Sometime after, the man re-marries and is determined not to make the same mistakes that led to the downfall of the first marriage. He may, of course, make other mistakes entirely, but the intention is clear.
Thus, he makes a much greater effort to help his new wife and takes a more active role in bringing up his children.
This change in attitude is doubtless in part due to increased maturity arising from greater age and experience, not to mention the differing personalities of the individual partners.
But I suspect there is also an element of making amends, consciously or unconsciously, for his past behaviour. We all want to feel good about ourselves and this is one way of soothing old wounds.
All the benefit of the new behaviour goes to the new wife and family, of course, with little benefit at all to those left behind. Indeed, it is likely to be the source of enormous anger for the first wife if she becomes aware of the care and attention given to the second family.
“Why wasn’t he like this with us?” she very reasonably laments. And the children undoubtedly have their own views, too.
It is an old story and I offer no easy solutions.
An interesting parallel can be seen with grandmothers. Probably grandfathers, too, but let’s keep to the women.
A woman marries and has children in the very years of her life when her career also needs nourishing. She is highly stretched in every direction. She wants to give her children all the attention they need, but is inevitably caught between their needs and those of her paid occupation. Not to mention those of her husband and herself.

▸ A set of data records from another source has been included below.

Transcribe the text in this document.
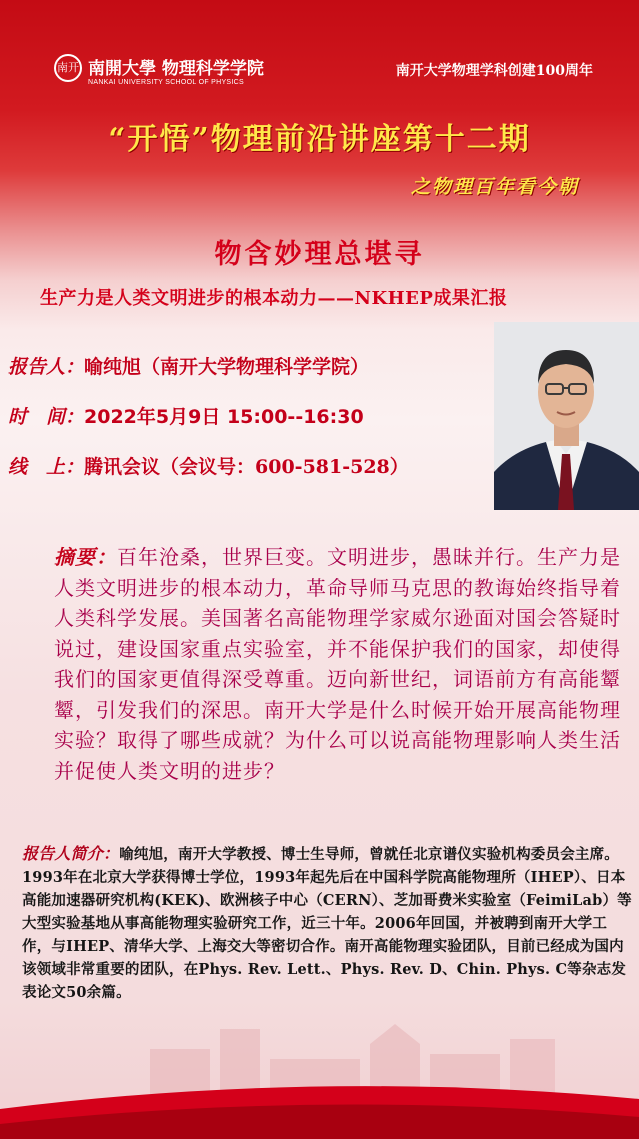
南开 南開大學 物理科学学院
NANKAI UNIVERSITY SCHOOL OF PHYSICS
南开大学物理学科创建100周年
“开悟”物理前沿讲座第十二期
之物理百年看今朝
物含妙理总堪寻
生产力是人类文明进步的根本动力——NKHEP成果汇报
报告人：喻纯旭（南开大学物理科学学院）
时　间：2022年5月9日 15:00--16:30
线　上：腾讯会议（会议号：600-581-528）
摘要：百年沧桑，世界巨变。文明进步，愚昧并行。生产力是人类文明进步的根本动力，革命导师马克思的教诲始终指导着人类科学发展。美国著名高能物理学家威尔逊面对国会答疑时说过，建设国家重点实验室，并不能保护我们的国家，却使得我们的国家更值得深受尊重。迈向新世纪，词语前方有高能颦颦，引发我们的深思。南开大学是什么时候开始开展高能物理实验？取得了哪些成就？为什么可以说高能物理影响人类生活并促使人类文明的进步？
报告人简介：喻纯旭，南开大学教授、博士生导师，曾就任北京谱仪实验机构委员会主席。1993年在北京大学获得博士学位，1993年起先后在中国科学院高能物理所（IHEP）、日本高能加速器研究机构(KEK)、欧洲核子中心（CERN）、芝加哥费米实验室（FeimiLab）等大型实验基地从事高能物理实验研究工作，近三十年。2006年回国，并被聘到南开大学工作，与IHEP、清华大学、上海交大等密切合作。南开高能物理实验团队，目前已经成为国内该领域非常重要的团队，在Phys. Rev. Lett.、Phys. Rev. D、Chin. Phys. C等杂志发表论文50余篇。
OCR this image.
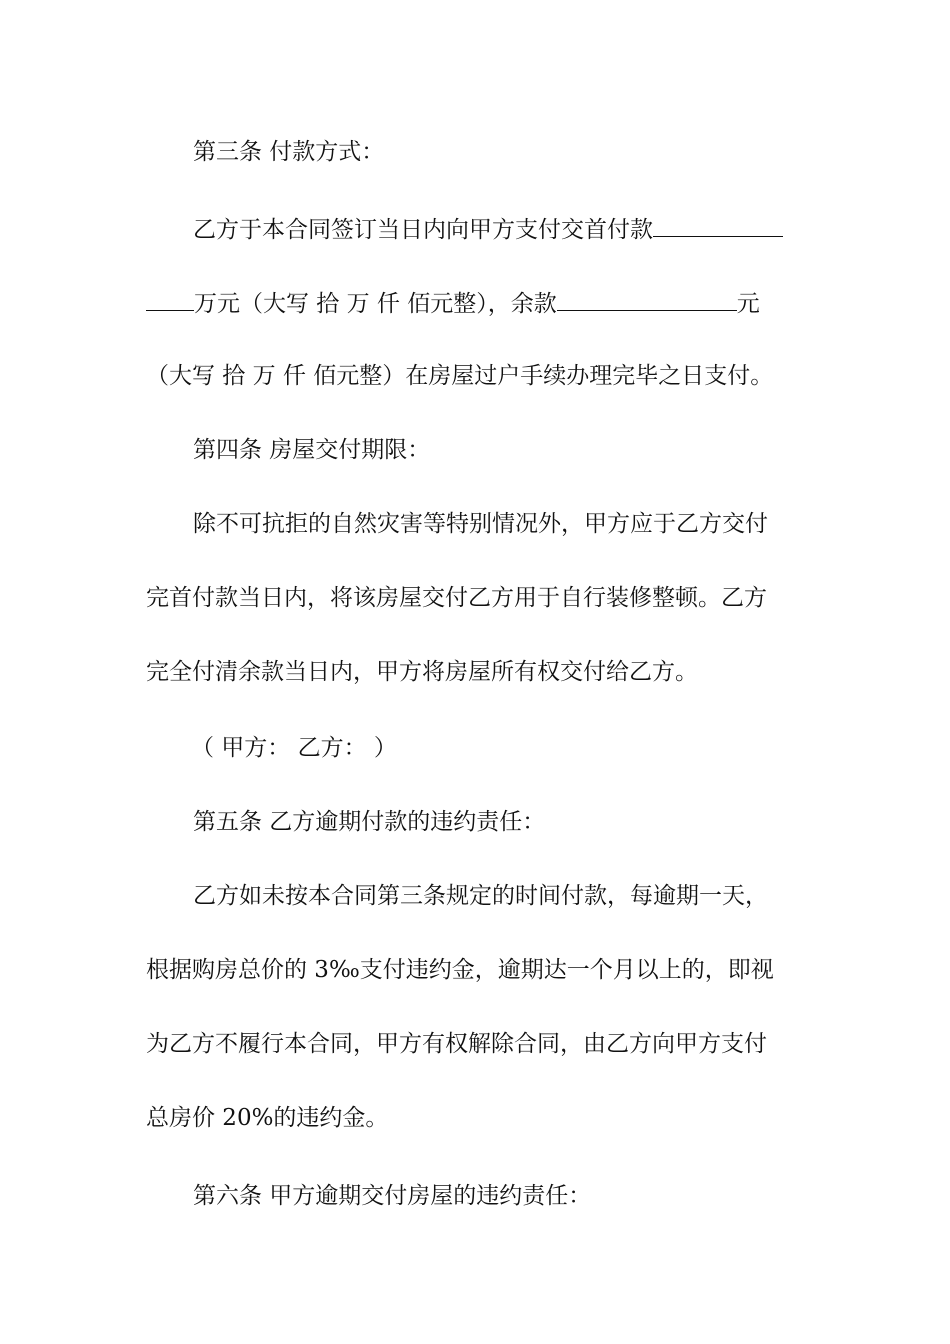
第三条 付款方式：
乙方于本合同签订当日内向甲方支付交首付款
万元（大写 拾 万 仟 佰元整），余款	元
（大写 拾 万 仟 佰元整）在房屋过户手续办理完毕之日支付。
第四条 房屋交付期限：
除不可抗拒的自然灾害等特别情况外，甲方应于乙方交付
完首付款当日内，将该房屋交付乙方用于自行装修整顿。乙方
完全付清余款当日内，甲方将房屋所有权交付给乙方。
（ 甲方： 乙方： ）
第五条 乙方逾期付款的违约责任：
乙方如未按本合同第三条规定的时间付款，每逾期一天，
根据购房总价的 3‰支付违约金，逾期达一个月以上的，即视
为乙方不履行本合同，甲方有权解除合同，由乙方向甲方支付
总房价 20%的违约金。
第六条 甲方逾期交付房屋的违约责任：
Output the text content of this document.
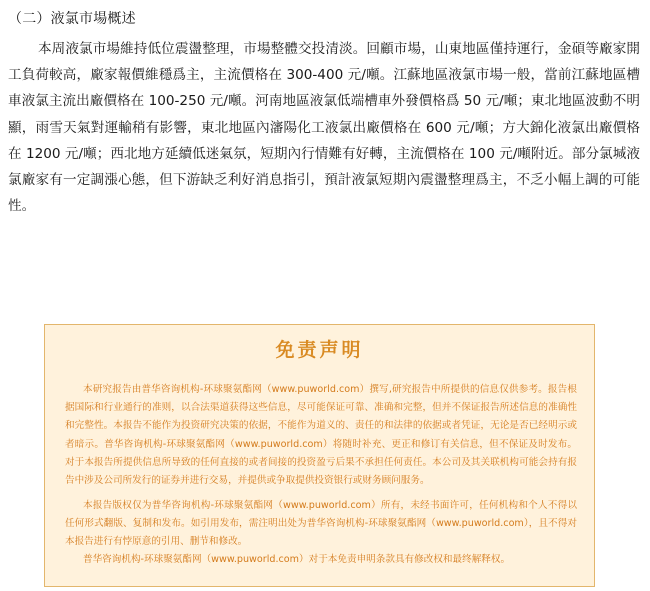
（二）液氯市場概述

本周液氯市場維持低位震盪整理，市場整體交投清淡。回顧市場，山東地區僅持運行，金碩等廠家開工負荷較高，廠家報價維穩爲主，主流價格在 300-400 元/噸。江蘇地區液氯市場一般，當前江蘇地區槽車液氯主流出廠價格在 100-250 元/噸。河南地區液氯低端槽車外發價格爲 50 元/噸；東北地區波動不明顯，雨雪天氣對運輸稍有影響，東北地區內瀋陽化工液氯出廠價格在 600 元/噸；方大錦化液氯出廠價格在 1200 元/噸；西北地方延續低迷氣氛，短期內行情難有好轉，主流價格在 100 元/噸附近。部分氯堿液氯廠家有一定調漲心態，但下游缺乏利好消息指引，預計液氯短期內震盪整理爲主，不乏小幅上調的可能性。

免责声明

本研究报告由普华咨询机构-环球聚氨酯网（www.puworld.com）撰写,研究报告中所提供的信息仅供参考。报告根据国际和行业通行的准则，以合法渠道获得这些信息，尽可能保证可靠、准确和完整，但并不保证报告所述信息的准确性和完整性。本报告不能作为投资研究决策的依据，不能作为道义的、责任的和法律的依据或者凭证，无论是否已经明示或者暗示。普华咨询机构-环球聚氨酯网（www.puworld.com）将随时补充、更正和修订有关信息，但不保证及时发布。对于本报告所提供信息所导致的任何直接的或者间接的投资盈亏后果不承担任何责任。本公司及其关联机构可能会持有报告中涉及公司所发行的证券并进行交易，并提供或争取提供投资银行或财务顾问服务。

本报告版权仅为普华咨询机构-环球聚氨酯网（www.puworld.com）所有，未经书面许可，任何机构和个人不得以任何形式翻版、复制和发布。如引用发布，需注明出处为普华咨询机构-环球聚氨酯网（www.puworld.com），且不得对本报告进行有悖原意的引用、删节和修改。

普华咨询机构-环球聚氨酯网（www.puworld.com）对于本免责申明条款具有修改权和最终解释权。
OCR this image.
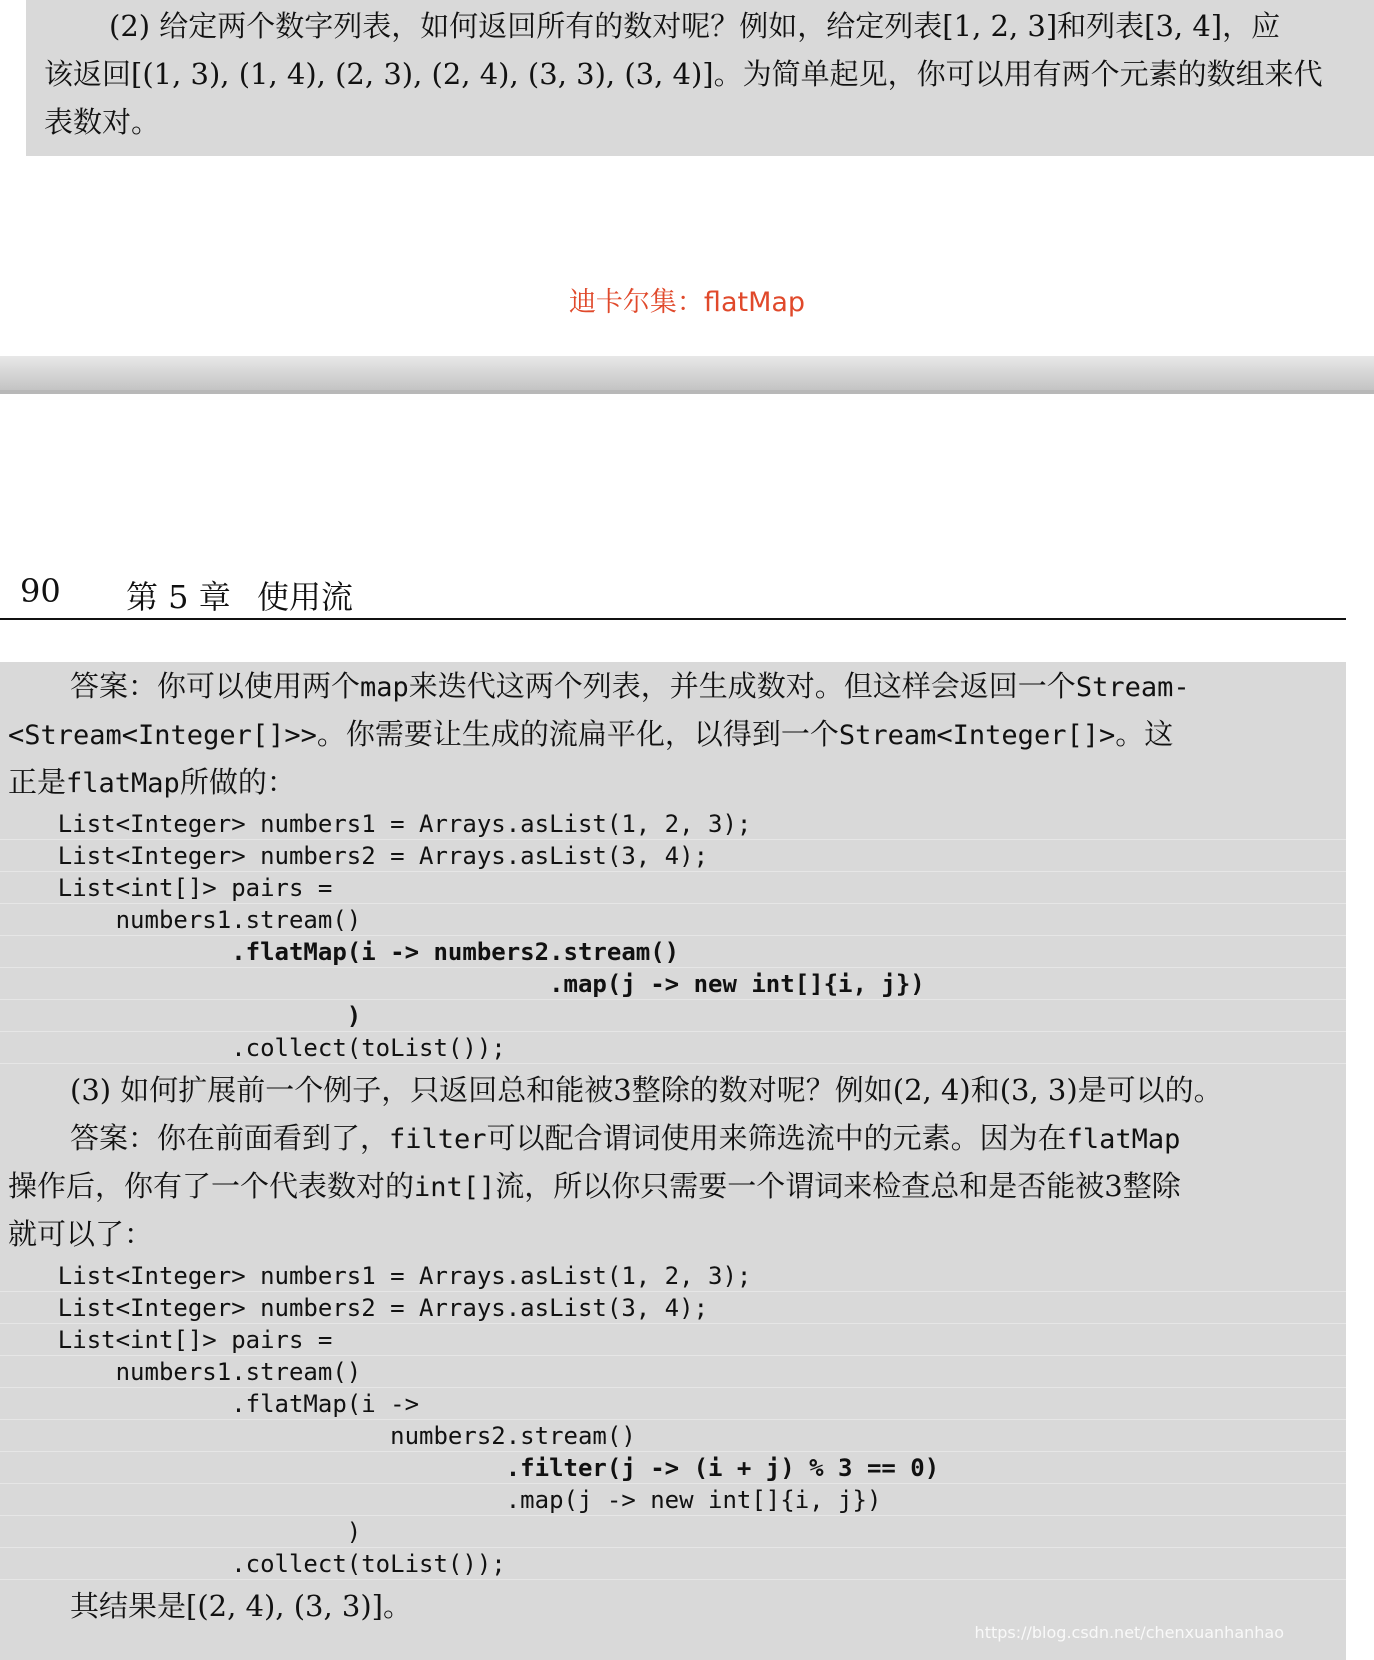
(2) 给定两个数字列表，如何返回所有的数对呢？例如，给定列表[1, 2, 3]和列表[3, 4]，应
该返回[(1, 3), (1, 4), (2, 3), (2, 4), (3, 3), (3, 4)]。为简单起见，你可以用有两个元素的数组来代
表数对。
迪卡尔集：flatMap

90

第 5 章

使用流

答案：你可以使用两个map来迭代这两个列表，并生成数对。但这样会返回一个Stream-
<Stream<Integer[]>>。你需要让生成的流扁平化，以得到一个Stream<Integer[]>。这
正是flatMap所做的：
List<Integer> numbers1 = Arrays.asList(1, 2, 3);
List<Integer> numbers2 = Arrays.asList(3, 4);
List<int[]> pairs =
numbers1.stream()
.flatMap(i -> numbers2.stream()
.map(j -> new int[]{i, j})
)
.collect(toList());
(3) 如何扩展前一个例子，只返回总和能被3整除的数对呢？例如(2, 4)和(3, 3)是可以的。
答案：你在前面看到了，filter可以配合谓词使用来筛选流中的元素。因为在flatMap
操作后，你有了一个代表数对的int[]流，所以你只需要一个谓词来检查总和是否能被3整除
就可以了：
List<Integer> numbers1 = Arrays.asList(1, 2, 3);
List<Integer> numbers2 = Arrays.asList(3, 4);
List<int[]> pairs =
numbers1.stream()
.flatMap(i ->
numbers2.stream()
.filter(j -> (i + j) % 3 == 0)
.map(j -> new int[]{i, j})
)
.collect(toList());
其结果是[(2, 4), (3, 3)]。
https://blog.csdn.net/chenxuanhanhao
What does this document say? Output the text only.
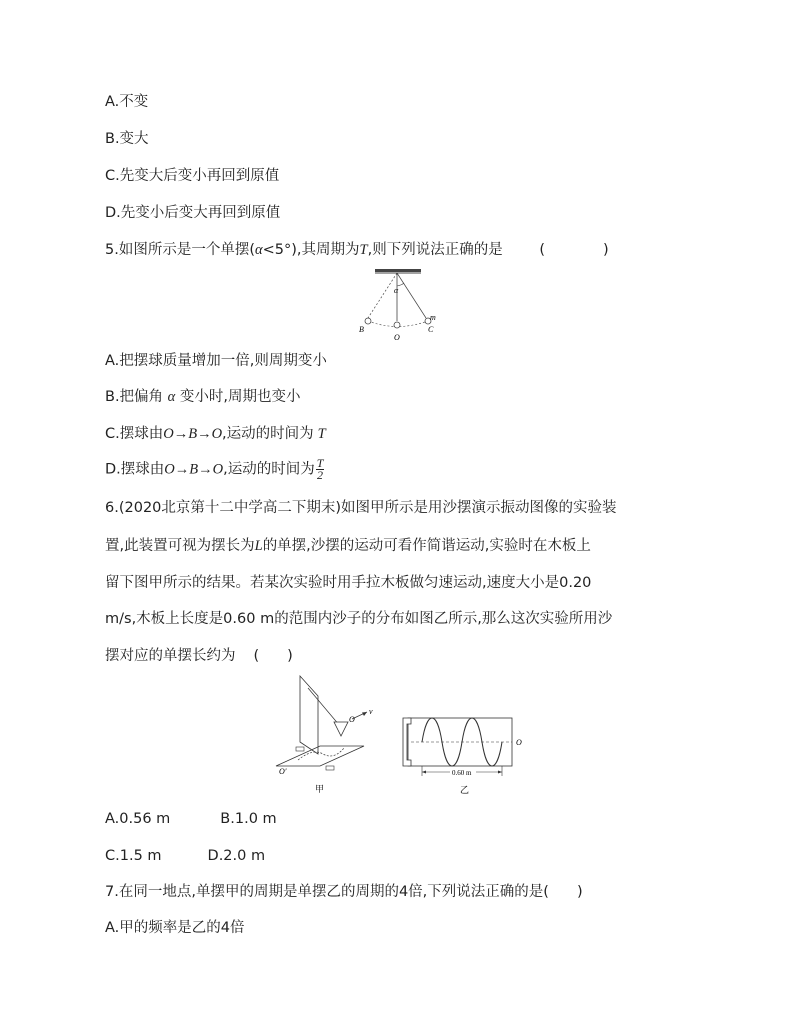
A.不变
B.变大
C.先变大后变小再回到原值
D.先变小后变大再回到原值
5.如图所示是一个单摆(α<5°),其周期为T,则下列说法正确的是	(	)
α
B
O
C
m
A.把摆球质量增加一倍,则周期变小
B.把偏角 α 变小时,周期也变小
C.摆球由O→B→O,运动的时间为 T
D.摆球由O→B→O,运动的时间为 $\frac{T}{2}$
6.(2020北京第十二中学高二下期末)如图甲所示是用沙摆演示振动图像的实验装
置,此装置可视为摆长为L的单摆,沙摆的运动可看作简谐运动,实验时在木板上
留下图甲所示的结果。若某次实验时用手拉木板做匀速运动,速度大小是0.20
m/s,木板上长度是0.60 m的范围内沙子的分布如图乙所示,那么这次实验所用沙
摆对应的单摆长约为 ( )
O
v
O′
甲
0.60 m
O
乙
A.0.56 m	B.1.0 m
C.1.5 m	D.2.0 m
7.在同一地点,单摆甲的周期是单摆乙的周期的4倍,下列说法正确的是( )
A.甲的频率是乙的4倍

Much has been written over the years about the difficulties of ‘having it all’. Something suffers and it is, not infrequently, the children. And career-driven mothers blame themselves. Big time.
Many years later, the same woman finds herself with grandchildren. Her own situation has changed greatly. She is much less likely to be climbing a career ladder if she is still working at all.
She has the time (and maturity) to focus properly on the children and realises how much fun it is to be with them. Perhaps her son or daughter lives nearby and has actually asked for regular help with childcare.
In any case, she becomes a much more hands-on grandmother than she was a mother. As I have written frequently, the relationship with grandchildren is often much easier in any case for a whole lot of reasons.
And, again perhaps consciously or unconsciously, she sees this as a wonderful opportunity to make up for the previous shortfalls in the time and attention given to her children.
This was a not in-frequent theme in discussions held with a variety of grandmothers for a book I wrote on grandmother’s lives.
Each had their own story, but many felt that they had not been an especially good mother for one reason or another. Some felt this was not their fault and did not blame themselves.
But others felt that their new relationship with their grandchildren was a perfect opportunity to make amends. And it helped them to feel better about themselves.
Again, all this may be good for the grandmother and her grandchildren, but her children may well be resentful that they did not benefit in the same way. Unless it is their particular children who gained the attention and even then, there may still be lingering discontent.
Many SixtyandMe.com articles tend to provide helpful advice on how to cope with problems raised. I am not a counsellor and am not sure what can be done here aside from, perhaps, starting an explanatory discussion with those concerned.
Do you feel you are a better grandmother than you were a mother? Have you ever thought of this as a way of making amends for past behaviour? Do you have experience as either a first wife or second wife, where the husband gave much more attention to his second family? How did this make you feel? Did you think that he was trying to make amends?